Conseil municipal, 09/06/08

Forfait Dom’école

Monsieur le Maire, Chers collègues,

Si la municipalité augmente la plupart des tarifs municipaux de 2,8 % pour suivre l’inflation de 3%, il est une augmentation plus difficilement acceptable, car non justifiée dans l’immédiat.

En effet, le passage du ticket de 1,10 € à 1,20 € au 1er juillet 2008 ne paraît pas compréhensible aujourd’hui. Une augmentation aurait pu être envisagée sur la base d’un plan de financement de la 2ème ligne de métro.
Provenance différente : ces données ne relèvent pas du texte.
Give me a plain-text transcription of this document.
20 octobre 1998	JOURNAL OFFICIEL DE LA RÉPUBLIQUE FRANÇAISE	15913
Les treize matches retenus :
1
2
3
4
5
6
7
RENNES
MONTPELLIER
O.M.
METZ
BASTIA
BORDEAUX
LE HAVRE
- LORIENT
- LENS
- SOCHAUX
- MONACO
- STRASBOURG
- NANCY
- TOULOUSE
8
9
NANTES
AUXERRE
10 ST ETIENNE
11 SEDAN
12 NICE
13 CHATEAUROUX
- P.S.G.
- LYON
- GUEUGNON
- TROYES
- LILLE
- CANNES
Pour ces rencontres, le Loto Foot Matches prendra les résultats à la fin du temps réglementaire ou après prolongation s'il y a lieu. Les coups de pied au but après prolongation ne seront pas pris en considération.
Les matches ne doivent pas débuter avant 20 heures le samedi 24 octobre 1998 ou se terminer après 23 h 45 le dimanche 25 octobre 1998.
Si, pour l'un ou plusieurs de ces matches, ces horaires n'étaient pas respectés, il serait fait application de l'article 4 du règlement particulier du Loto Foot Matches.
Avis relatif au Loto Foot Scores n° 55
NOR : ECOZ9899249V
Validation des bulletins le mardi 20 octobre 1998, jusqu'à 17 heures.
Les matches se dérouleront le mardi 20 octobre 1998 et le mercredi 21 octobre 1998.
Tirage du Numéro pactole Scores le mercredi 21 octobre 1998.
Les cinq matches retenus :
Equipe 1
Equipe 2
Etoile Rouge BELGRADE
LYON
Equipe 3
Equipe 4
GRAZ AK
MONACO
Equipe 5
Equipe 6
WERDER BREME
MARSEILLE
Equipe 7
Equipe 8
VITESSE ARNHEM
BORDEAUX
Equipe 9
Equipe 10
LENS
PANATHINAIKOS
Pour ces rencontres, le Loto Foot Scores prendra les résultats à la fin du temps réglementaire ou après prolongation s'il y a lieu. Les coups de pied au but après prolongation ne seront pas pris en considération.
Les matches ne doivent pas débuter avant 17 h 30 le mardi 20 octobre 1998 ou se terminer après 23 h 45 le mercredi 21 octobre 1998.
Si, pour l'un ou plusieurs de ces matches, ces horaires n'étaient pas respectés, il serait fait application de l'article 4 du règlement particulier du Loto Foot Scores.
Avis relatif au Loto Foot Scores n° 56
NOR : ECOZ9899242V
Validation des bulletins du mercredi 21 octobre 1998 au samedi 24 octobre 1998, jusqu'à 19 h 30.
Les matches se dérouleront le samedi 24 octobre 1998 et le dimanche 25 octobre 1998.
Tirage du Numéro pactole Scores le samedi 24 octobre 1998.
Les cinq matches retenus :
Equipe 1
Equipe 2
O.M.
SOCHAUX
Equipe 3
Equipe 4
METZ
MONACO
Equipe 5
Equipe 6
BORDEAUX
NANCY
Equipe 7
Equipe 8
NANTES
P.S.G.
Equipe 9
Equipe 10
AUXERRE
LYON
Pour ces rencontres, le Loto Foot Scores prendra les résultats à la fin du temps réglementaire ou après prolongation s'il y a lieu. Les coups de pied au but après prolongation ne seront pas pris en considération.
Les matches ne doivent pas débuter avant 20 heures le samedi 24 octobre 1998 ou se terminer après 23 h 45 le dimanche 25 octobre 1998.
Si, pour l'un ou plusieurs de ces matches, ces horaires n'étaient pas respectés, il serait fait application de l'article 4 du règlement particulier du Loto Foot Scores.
Le faire avant signifie qu’il n’est pas à exclure une nouvelle hausse des tarifs quand on sait le coût que cette nouvelle opération va représenter.

Autre décision tout aussi incompréhensible, la remise en cause de la gratuité du forfait Dom’écoles pour le 3ème enfant.

Je rappelle que cette carte est réservée aux scolaires qui sont à la fois domiciliés et scolarisés dans Rennes Métropole.

Au moment où nous savons combien le budget transport pèse sur les familles, com bien les familles ont des difficultés pour rester vivre à Rennes… Pourquoi les pénaliser ?

Pourquoi enfoncez un peu plus les familles en supprimant la gratuité pour le 3ème enfant ? Il en coûtera à ces familles 60 € de plus par an.

C’est un peu facile de faire la leçon sur ce qu’il faut faire ou ne pas faire au niveau national et dans le même temps alourdir la charge qui pèse sur les familles.

Quelle est votre ambition ?

• soit vous décidez de poursuivre l’opération dissuasion qui consiste à ne rien faire pour stopper la fuite des familles,
• soit nous décidons de faciliter la vie des familles par une meilleure prise en compte des problèmes de transport mais aussi de logement, de garde d’enfant, par le développement des services aux personnes… Et j’en passe !

Monsieur le Maire, je veux vous encourager à tout mettre en œuvre pour inciter les familles à rester à l’intérieur du périmètre de notre ville.

Gardons à l’esprit que les dépenses pour les enfants sont un investissement fondamental pour l’avenir.

Il serait profondément nuisible de l’oublier pour répondre à des préoccupations souvent de court terme, trop comptables et pas équitables.